You are viewing a plain text version of this content. The canonical link for it is here.
Posted to user@hive.apache.org by Ivan Kruglov <iv...@booking.com> on 2013/09/23 16:48:34 UTC

Creating partition with __HIVE_DEFAULT_PARTITION__ value

Hello to everyone,

I'm working on the task of syncing data between two tables which have similar structure (read the same set of partitions). The tables are in different data centers and one table is a backup copy of another one. I'm trying to achieve this goal through distcp-ing data into target DC in temporary folder, recreating all needed partitions in target table and moving files from temporary place to final place. But I'm stuck on issue of creating partitions with value ' __HIVE_DEFAULT_PARTITION__'

So, my question is: Is it possible in hive to manually create partition with '__HIVE_DEFAULT_PARTITION__' value?

Neither of this way work: 
ALTER TABLE table ADD IF NOT EXISTS PARTITION (partition=);
ALTER TABLE table ADD IF NOT EXISTS PARTITION (partition='');
ALTER TABLE table ADD IF NOT EXISTS PARTITION (partition='__HIVE_DEFAULT_PARTITION__');

Thank you.
Ivan Kruglov.

Re: Creating partition with __HIVE_DEFAULT_PARTITION__ value

Posted by Nitin Pawar <ni...@gmail.com>.
If  I understand correctly, this is what you are trying to do.
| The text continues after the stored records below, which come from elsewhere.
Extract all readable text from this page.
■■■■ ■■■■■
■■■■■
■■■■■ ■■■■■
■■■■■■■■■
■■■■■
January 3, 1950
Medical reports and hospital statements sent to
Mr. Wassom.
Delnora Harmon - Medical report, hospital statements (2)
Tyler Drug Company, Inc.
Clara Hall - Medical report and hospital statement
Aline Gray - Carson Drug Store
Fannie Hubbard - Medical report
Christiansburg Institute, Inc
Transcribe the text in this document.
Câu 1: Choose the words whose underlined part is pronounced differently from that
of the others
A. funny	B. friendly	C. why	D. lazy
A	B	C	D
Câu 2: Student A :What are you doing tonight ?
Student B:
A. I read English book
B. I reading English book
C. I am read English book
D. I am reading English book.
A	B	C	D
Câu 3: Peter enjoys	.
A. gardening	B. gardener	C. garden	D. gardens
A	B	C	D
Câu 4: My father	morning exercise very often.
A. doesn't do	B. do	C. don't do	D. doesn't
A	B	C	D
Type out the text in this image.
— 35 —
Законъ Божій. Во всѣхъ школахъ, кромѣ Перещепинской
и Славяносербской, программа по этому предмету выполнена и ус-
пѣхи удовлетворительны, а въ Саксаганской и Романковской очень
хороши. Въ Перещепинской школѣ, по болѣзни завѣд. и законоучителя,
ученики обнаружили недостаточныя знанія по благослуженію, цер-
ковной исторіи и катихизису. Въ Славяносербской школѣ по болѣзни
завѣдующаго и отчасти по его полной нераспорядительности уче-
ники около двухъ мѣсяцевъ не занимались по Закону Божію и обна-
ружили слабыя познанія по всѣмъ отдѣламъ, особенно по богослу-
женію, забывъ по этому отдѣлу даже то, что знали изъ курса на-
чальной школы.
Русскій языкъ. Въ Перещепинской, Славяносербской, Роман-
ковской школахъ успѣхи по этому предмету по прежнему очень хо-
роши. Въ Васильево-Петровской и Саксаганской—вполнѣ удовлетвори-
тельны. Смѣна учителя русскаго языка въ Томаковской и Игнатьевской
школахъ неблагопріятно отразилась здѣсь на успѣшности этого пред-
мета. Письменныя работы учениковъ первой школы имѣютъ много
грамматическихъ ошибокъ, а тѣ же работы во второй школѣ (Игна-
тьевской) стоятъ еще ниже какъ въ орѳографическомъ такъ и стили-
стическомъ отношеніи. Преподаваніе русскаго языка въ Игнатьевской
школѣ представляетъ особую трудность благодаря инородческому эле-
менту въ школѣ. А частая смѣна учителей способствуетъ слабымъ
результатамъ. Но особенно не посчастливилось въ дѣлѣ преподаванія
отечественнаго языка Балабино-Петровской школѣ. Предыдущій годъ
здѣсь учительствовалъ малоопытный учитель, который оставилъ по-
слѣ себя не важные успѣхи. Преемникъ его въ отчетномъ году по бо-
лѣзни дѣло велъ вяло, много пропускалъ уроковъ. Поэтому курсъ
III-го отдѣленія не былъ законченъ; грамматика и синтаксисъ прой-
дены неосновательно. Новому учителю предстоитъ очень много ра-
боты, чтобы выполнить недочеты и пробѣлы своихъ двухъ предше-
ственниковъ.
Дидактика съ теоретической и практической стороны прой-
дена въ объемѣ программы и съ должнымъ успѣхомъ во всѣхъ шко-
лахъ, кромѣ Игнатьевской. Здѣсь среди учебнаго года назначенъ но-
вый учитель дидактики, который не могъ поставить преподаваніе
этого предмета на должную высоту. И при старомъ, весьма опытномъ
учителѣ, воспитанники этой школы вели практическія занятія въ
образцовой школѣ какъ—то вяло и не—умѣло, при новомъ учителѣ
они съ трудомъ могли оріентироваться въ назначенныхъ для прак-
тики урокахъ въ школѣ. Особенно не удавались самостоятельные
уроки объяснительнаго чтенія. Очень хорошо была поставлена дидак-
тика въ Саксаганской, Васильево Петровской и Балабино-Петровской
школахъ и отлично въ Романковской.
you have a data center where the data is written on a hive table (Data
center A)
you have another data center where you want to take backup of table from
data center A

you are using dist-cp to transfer data from data center A to B

if you are replicating data in exact same directories as they are in source
data center, easy option would be setting up meta store replication.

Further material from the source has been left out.